Would you mind explaining which charges you'd get hit with? As a non-laywer, trespassing and entering (not breaking and entering, since you didn't break anything) are the only charges that would make sense to me in that context.


If the intent is there, then Attempted Burglary would be the charge in California at least. Penal codes; 663, 459.

http://law.onecle.com/california/penal/663.html

http://law.onecle.com/california/penal/459.html


Most of the US has laws that define B&E like the CFAA defines hacking.

"unlawful entry" is usually the common denominator.

https://en.wikipedia.org/wiki/Burglary


just trying to break into a building would likely be classified as burglary

From wiki: " or loitering unlawfully with intent to commit any crime, not necessarily a theft – for example, vandalism."[1]

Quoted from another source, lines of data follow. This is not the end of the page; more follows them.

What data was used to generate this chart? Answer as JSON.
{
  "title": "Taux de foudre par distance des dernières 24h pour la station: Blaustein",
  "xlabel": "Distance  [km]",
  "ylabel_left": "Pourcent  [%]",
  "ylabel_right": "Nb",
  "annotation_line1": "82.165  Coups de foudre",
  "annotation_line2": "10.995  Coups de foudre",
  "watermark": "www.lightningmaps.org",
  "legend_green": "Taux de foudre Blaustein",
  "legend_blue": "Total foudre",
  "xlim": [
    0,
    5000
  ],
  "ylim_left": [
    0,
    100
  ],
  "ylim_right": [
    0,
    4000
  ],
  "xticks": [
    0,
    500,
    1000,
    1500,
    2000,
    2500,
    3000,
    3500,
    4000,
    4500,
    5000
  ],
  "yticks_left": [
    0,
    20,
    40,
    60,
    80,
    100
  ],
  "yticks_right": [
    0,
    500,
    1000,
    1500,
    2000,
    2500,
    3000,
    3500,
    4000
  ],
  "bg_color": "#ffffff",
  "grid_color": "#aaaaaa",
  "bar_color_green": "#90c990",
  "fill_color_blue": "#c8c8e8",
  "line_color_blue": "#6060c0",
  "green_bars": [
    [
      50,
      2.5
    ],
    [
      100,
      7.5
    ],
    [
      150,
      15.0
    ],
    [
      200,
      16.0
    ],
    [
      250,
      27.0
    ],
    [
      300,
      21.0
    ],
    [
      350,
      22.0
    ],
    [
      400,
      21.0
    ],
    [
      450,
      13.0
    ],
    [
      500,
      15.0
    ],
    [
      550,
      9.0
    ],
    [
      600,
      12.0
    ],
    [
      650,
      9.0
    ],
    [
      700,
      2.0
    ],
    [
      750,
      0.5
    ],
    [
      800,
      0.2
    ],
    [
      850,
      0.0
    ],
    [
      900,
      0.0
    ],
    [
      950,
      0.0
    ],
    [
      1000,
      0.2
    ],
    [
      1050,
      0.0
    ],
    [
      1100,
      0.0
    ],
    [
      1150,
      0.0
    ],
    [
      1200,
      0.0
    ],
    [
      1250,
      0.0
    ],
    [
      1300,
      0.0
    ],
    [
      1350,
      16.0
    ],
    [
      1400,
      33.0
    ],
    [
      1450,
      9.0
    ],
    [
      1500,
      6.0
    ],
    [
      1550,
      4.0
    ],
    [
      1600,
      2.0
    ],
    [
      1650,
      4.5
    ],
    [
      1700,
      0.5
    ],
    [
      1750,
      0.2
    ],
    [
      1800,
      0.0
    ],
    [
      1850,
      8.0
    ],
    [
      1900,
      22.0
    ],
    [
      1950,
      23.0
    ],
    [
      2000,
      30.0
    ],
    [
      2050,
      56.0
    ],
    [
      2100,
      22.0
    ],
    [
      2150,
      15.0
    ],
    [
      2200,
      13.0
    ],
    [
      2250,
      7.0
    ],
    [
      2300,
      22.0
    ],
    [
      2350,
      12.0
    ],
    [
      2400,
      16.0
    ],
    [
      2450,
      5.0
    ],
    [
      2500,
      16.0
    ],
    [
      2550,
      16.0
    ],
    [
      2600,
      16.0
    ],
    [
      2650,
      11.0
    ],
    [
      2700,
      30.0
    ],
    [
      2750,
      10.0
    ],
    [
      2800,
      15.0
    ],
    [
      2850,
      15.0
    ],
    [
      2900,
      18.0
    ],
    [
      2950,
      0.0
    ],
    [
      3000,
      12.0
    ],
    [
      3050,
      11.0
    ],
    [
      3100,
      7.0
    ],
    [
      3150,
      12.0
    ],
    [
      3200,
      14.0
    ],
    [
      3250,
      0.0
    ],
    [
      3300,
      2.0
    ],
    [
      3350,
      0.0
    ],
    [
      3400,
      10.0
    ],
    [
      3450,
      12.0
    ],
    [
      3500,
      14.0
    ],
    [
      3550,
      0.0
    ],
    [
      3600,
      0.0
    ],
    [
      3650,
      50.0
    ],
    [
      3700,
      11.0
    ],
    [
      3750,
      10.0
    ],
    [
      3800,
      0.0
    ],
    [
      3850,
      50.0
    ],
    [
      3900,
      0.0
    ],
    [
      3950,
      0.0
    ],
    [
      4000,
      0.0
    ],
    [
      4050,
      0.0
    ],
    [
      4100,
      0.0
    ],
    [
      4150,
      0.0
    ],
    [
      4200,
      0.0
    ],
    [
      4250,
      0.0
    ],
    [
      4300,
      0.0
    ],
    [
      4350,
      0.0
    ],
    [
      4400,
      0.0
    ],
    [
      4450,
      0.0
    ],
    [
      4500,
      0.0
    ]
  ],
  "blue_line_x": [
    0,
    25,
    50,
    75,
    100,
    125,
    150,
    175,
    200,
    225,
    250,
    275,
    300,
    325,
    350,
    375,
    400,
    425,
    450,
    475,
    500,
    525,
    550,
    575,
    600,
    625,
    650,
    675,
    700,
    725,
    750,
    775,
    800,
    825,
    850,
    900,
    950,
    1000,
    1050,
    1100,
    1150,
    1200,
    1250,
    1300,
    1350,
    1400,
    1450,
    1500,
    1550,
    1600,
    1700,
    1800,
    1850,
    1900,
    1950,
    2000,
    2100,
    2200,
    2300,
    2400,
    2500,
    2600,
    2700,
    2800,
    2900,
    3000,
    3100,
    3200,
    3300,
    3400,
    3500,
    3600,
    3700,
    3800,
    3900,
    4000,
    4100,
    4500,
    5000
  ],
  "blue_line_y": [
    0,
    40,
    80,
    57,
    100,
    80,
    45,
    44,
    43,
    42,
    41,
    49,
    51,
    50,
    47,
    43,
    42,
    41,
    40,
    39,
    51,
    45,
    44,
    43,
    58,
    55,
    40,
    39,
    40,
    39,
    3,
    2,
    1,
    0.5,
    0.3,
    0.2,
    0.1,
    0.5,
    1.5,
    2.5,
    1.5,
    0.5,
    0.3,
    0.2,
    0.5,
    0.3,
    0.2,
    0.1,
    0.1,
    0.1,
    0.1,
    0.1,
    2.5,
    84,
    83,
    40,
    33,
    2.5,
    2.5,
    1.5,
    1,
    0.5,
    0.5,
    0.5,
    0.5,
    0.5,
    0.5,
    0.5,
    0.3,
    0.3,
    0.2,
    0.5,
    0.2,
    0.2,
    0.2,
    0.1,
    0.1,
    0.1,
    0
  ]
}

[1]http://en.wikipedia.org/wiki/Burglary#United_States


I agree, but I do see one distinction that I find interesting: if someone tries to pick a lock on a county building and they try 44 different lock picks, is that one charge or 44?

Even once is a serious charge, but I'm not sure there were 44 crimes committed.


A better analogy than lock-picking: the door has a sign that says "turn knob to the right to enter", he was arrested for unsuccessfully turning the knob to the left to see if it would opened into another room.


There is an interesting disconnect in the "HN perspective" in that online data is incredibly important and should be subject to all sorts of legal protections from the government (even if it's shard in plain text with all sorts of 3rd parties) but at the same time it should be completely OK for an individual to try to steal it just for fun.